El secretario de Asuntos Exteriores del Reino Unido Ed Miliband anunció el marte 8 ante la Cámara de los Comunes que el gobierno británico considera que hay una limpieza étnica de palestinos en zonas de Cisjordania, perpetrada por colonos terroristas, y acusó al gobierno israelí de hacer la vista gorda ante esto, e incluso de que algunos de sus miembros han hecho declaraciones y tomado medidas para apoyar el desplazamiento forzado de palestinos, informa The Scotsman.
Junto con esa declaración, anunció un paquete de sanciones:
+ Una prohibición de importar productos de los asentamientos ilegales israelíes en los territorios palestinos ocupados.
+ Un nuevo régimen de sanciones que apuntará a empresas e individuos que brinden servicios como financiamiento y construcción a los asentamientos.

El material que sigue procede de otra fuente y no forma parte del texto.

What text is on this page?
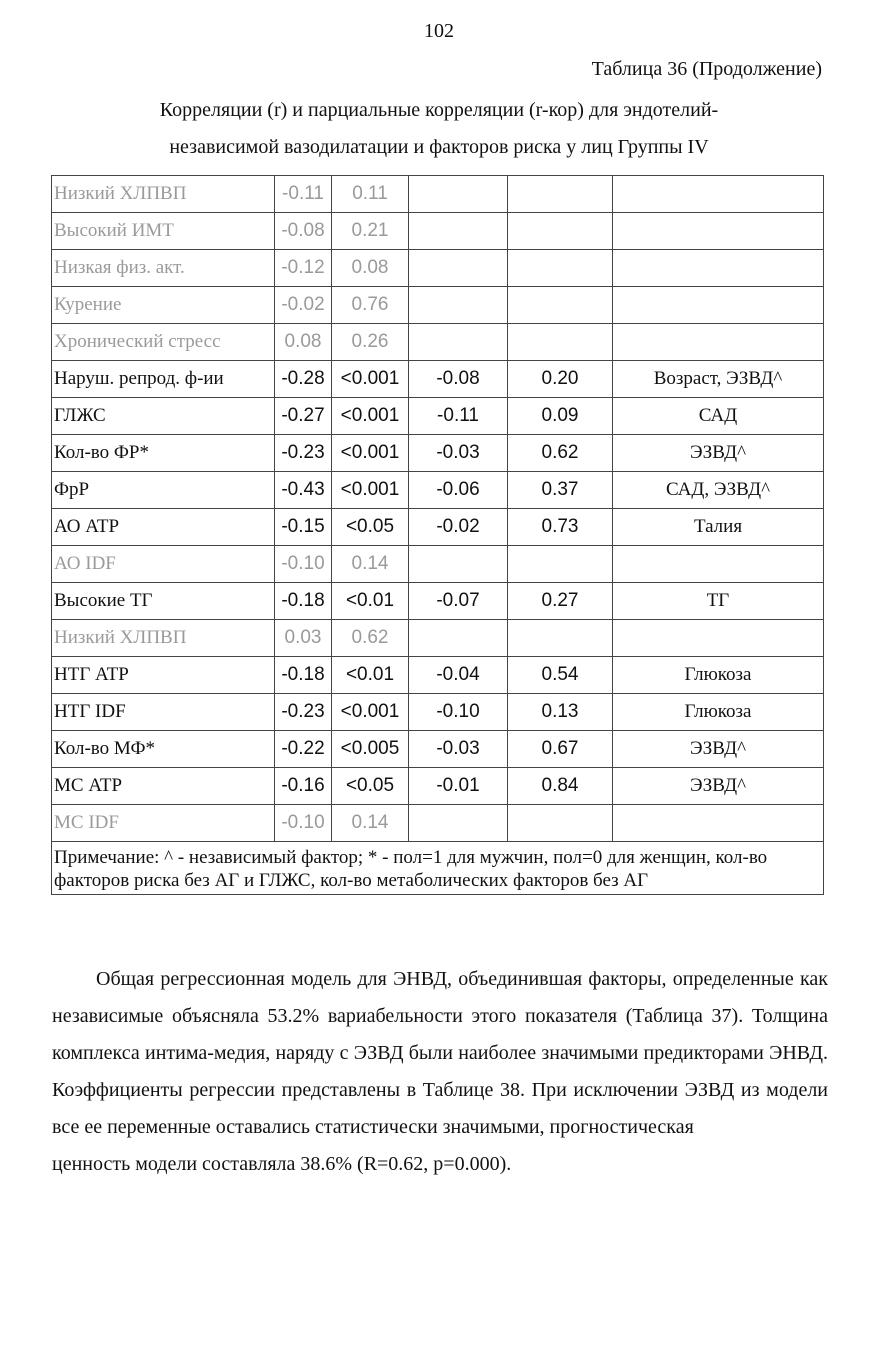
102
Таблица 36 (Продолжение)
Корреляции (r) и парциальные корреляции (r-кор) для эндотелий-
независимой вазодилатации и факторов риска у лиц Группы IV
Низкий ХЛПВП	-0.11	0.11			
Высокий ИМТ	-0.08	0.21			
Низкая физ. акт.	-0.12	0.08			
Курение	-0.02	0.76			
Хронический стресс	0.08	0.26			
Наруш. репрод. ф-ии	-0.28	<0.001	-0.08	0.20	Возраст, ЭЗВД^
ГЛЖС	-0.27	<0.001	-0.11	0.09	САД
Кол-во ФР*	-0.23	<0.001	-0.03	0.62	ЭЗВД^
ФрР	-0.43	<0.001	-0.06	0.37	САД, ЭЗВД^
АО ATP	-0.15	<0.05	-0.02	0.73	Талия
АО IDF	-0.10	0.14			
Высокие ТГ	-0.18	<0.01	-0.07	0.27	ТГ
Низкий ХЛПВП	0.03	0.62			
НТГ ATP	-0.18	<0.01	-0.04	0.54	Глюкоза
НТГ IDF	-0.23	<0.001	-0.10	0.13	Глюкоза
Кол-во МФ*	-0.22	<0.005	-0.03	0.67	ЭЗВД^
МС ATP	-0.16	<0.05	-0.01	0.84	ЭЗВД^
МС IDF	-0.10	0.14			
Примечание: ^ - независимый фактор; * - пол=1 для мужчин, пол=0 для женщин, кол-во факторов риска без АГ и ГЛЖС, кол-во метаболических факторов без АГ					
Общая регрессионная модель для ЭНВД, объединившая факторы, определенные как независимые объясняла 53.2% вариабельности этого показателя (Таблица 37). Толщина комплекса интима-медия, наряду с ЭЗВД были наиболее значимыми предикторами ЭНВД. Коэффициенты регрессии представлены в Таблице 38. При исключении ЭЗВД из модели все ее переменные оставались статистически значимыми, прогностическая
ценность модели составляла 38.6% (R=0.62, p=0.000).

+ La prohibición de publicitar en el Reino Unido asentamientos ilegales.
+ Además, según el mismo reporte, el gobierno británico pasó a considerar que la ocupación en su conjunto es ilegal, yendo más allá de la posición previa que solo calificaba de ilegales a los asentamientos en sí, y Miliband señaló que hay evidencia creciente de que Israel cometió crímenes de guerra en Gaza, aunque evitó decir que fuera responsable de un genocidio, manteniendo la postura de que eso solo puede decidirlo un tribunal internacional.
Su declaración yiene un antecedente inmediato el 1 de septiembre, cuando adelantó en el Parlamento que el gobierno no iba a permitir la destrucción de la solución de dos Estados y que actuaría, prometiendo un «reset» integral de la política hacia Israel en las semanas siguientes, en respuesta a semanas de crecientes ataques de colonos israelíes contra aldeas palestinas en Cisjordania.
Estas medidas han generado críticas desde ambos lados: sectores propalestinos las consideran insuficientes (piden ir más allá, incluyendo un embargo total de armas), mientras que desde otros sectores lo acusan de ir demasiado lejos.